Kardeşi Muhammed Vatan’ı tehdit ya da darp edip etmediğini sorduğumuz Şaban Vatan, “Elbette kendi aramızda tartıştığımız anlar oldu. Ancak bir kez bile fiziksel olarak bir şey yapmadım. Kendisi 10 yıldır psikolojik rahatsızlıkları nedeniyle ilaç kullanan, raporlu bir kişi. Hatta o beni darp etmeye çalıştığında kendisinden uzaklaştım” yanıtı veriyor.
Vatan, kardeşinin neden böyle bir şikayette bulunduğunuysa şu sözlerle gerekçelendiriyor: “Kardeşim, kızımı kaybetmeden önceki döneme kadar yapılandırdığı borçlarını dahi ödeyemeyen biriydi. İşleri çok kötüydü. Kızımı kaybettikten sonra beni adalet arayışımda durdurmak istedi. Sonra birden bire kendine çok işlek bir yerde benzin istasyonu açtı. Hatta istasyonun açılışı da dün yapıldı. Öğrendim ki istasyonun yakınında bir de otel inşatına başlamış.”
Vatan’a göre kardeşi Muhammed Vatan, AKP’li Canikli ile de bir görüşme yapmış. Vatan, bu görüşmeyi kardeşinin eşinden duyduğunu ama sonra kendisinin de bunu kabul ettiğini söylüyor. Görüşmede ne konuşulduğuysa bilinmiyor zira kardeşi anlatmıyor.
İddiaları sormak için aradığımız Muhammed Vatan’a ise ulaşamadık.

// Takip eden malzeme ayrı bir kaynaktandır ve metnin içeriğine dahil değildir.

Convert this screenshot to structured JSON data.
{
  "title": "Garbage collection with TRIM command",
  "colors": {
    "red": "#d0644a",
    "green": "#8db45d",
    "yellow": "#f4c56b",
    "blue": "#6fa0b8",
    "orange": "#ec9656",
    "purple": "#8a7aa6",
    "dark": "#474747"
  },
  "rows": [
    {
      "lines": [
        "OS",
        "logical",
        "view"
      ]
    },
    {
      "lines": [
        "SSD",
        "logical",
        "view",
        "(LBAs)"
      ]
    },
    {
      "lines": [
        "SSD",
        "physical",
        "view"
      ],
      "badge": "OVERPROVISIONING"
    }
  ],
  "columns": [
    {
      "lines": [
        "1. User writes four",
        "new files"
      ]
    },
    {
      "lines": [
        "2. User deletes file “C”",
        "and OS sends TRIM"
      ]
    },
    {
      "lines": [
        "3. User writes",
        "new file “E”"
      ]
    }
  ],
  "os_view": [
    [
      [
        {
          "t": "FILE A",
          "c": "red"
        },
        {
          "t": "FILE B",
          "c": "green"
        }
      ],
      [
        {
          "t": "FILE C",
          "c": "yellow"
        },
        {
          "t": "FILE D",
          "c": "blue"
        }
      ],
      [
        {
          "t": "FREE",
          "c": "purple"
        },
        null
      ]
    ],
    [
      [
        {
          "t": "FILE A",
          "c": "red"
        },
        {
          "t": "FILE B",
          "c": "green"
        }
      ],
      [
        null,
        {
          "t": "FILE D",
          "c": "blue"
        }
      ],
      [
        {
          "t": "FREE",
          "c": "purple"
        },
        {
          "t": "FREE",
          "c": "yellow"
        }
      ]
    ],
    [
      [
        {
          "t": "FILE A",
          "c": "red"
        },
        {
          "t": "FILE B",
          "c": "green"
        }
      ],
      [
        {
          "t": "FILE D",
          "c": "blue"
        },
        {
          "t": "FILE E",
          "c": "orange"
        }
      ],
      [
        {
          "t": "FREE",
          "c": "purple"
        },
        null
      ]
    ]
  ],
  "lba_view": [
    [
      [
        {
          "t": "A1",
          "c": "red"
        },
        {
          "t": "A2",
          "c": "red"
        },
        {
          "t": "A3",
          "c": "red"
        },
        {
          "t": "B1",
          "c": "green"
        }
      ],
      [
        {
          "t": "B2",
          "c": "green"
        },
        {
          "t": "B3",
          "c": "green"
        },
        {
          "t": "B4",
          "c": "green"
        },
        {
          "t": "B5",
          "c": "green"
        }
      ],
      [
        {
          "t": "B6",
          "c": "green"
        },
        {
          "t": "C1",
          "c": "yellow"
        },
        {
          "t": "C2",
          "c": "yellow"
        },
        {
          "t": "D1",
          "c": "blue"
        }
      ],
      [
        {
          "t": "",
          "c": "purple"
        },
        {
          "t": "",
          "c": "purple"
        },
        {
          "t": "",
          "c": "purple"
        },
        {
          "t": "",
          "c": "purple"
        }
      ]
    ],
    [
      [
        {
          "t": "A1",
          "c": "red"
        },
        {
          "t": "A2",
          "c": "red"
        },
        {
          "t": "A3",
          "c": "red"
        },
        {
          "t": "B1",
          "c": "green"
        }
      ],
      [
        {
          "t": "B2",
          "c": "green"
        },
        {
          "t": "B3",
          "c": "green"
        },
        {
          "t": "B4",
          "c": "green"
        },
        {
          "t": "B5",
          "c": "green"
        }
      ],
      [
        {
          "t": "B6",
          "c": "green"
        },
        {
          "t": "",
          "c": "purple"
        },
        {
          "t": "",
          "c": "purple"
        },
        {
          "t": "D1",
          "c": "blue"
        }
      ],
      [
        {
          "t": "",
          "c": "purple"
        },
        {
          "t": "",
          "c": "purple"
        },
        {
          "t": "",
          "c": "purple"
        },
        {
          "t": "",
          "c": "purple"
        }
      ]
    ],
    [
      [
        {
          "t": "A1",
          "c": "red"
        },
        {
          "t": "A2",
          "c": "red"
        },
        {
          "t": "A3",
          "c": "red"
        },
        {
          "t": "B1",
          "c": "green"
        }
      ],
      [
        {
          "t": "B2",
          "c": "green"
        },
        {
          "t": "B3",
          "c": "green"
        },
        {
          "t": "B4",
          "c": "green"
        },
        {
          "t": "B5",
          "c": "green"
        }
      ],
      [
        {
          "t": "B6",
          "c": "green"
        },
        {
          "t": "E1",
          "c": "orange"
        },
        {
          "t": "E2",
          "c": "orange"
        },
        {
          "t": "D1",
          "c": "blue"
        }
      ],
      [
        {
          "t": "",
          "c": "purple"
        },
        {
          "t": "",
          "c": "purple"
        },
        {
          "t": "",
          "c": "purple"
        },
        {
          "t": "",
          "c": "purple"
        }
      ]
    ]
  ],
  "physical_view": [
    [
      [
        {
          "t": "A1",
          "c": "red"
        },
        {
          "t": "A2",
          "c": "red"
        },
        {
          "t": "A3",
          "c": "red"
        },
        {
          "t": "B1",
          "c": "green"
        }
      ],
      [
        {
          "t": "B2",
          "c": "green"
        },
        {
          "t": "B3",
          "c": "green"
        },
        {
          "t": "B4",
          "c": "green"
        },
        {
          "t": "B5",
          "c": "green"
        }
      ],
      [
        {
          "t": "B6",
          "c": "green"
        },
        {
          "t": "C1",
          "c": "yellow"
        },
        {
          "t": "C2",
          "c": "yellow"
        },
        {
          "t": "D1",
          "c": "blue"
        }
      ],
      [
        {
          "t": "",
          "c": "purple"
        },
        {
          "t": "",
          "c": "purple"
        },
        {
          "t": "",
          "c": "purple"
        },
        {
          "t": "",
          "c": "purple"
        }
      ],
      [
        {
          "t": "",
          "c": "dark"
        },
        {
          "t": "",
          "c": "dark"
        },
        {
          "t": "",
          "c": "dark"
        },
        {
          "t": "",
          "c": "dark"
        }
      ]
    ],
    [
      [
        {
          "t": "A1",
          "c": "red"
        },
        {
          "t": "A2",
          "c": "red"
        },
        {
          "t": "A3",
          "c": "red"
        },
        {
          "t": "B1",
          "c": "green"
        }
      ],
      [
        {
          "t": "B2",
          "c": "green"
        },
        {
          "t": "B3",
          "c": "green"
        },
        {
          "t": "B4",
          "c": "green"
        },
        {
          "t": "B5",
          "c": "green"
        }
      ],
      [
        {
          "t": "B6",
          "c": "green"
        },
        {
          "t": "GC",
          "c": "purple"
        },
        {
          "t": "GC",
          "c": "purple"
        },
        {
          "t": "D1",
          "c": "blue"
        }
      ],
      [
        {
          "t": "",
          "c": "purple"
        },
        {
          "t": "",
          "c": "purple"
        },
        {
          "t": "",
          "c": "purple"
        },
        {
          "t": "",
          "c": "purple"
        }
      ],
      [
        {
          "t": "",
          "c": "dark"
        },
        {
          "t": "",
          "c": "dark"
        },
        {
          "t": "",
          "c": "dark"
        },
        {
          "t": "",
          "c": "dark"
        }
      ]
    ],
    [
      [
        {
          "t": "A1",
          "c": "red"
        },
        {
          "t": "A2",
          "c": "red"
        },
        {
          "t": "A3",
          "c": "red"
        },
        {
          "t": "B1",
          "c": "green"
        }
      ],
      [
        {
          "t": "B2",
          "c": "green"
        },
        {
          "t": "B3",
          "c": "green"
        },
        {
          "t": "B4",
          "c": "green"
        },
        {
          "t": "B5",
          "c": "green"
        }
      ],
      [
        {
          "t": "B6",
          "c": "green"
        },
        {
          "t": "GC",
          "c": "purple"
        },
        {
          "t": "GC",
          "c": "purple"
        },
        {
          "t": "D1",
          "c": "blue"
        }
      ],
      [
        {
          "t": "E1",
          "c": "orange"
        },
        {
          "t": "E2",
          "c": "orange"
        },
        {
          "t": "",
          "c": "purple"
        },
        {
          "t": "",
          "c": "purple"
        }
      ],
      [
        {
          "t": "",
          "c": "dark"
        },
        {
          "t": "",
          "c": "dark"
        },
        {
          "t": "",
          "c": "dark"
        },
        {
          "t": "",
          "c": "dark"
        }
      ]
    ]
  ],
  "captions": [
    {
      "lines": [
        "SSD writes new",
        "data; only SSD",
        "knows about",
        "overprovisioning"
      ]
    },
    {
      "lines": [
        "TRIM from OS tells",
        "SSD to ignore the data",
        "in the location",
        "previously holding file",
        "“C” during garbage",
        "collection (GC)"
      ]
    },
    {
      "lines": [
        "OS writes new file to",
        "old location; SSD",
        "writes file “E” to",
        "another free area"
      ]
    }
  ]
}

Avukat Kılıç: Usül açısından eksiklik var
Geçen Nisan’da kızını kaybeden, emniyet ve savcılığı olayın soruşturması için bir türlü harekete geçiremeyen, adaleti sosyal medya paylaşımlarında arayan baba, birkaç gün içerisinde ruh ve sinir hastalıkları hastanesine yatırılacak.
Tüm bu yaşananların kendisini korkutup korkutmadığını sorduğumuz baba, “Ben Rabia Naz’ın yoluna canımı koydum. Kimseden korkum yok. Er ya da geç adalet tecelli edecek” diyor.
Vatan’ın avukatı Ufuk Kılıç ise usül açısından hata yapıldığını söylüyor. Şaban Vatan’ın daha önce hastaneye yatırılmadığını, 10 dakikalık gözlemle birinin hastaneye yatırılacak kadar hasta olduğunu anlamanın ise mümkün olmadığını savunuyor. Kılıç “Şüphelinin akıl hastanesine yatırılabilmesi için hem avukatının, hem de cumhuriyet savcısının hazır bulunması gerekiyor. Ben orada yokken alelacele hastaneye sevk edilmiş. Kaldı ki bir kişinin beyanıyla kimseyi hastaneye yatıramazsınız. Bu, usül açısından büyük eksiklik” diyor.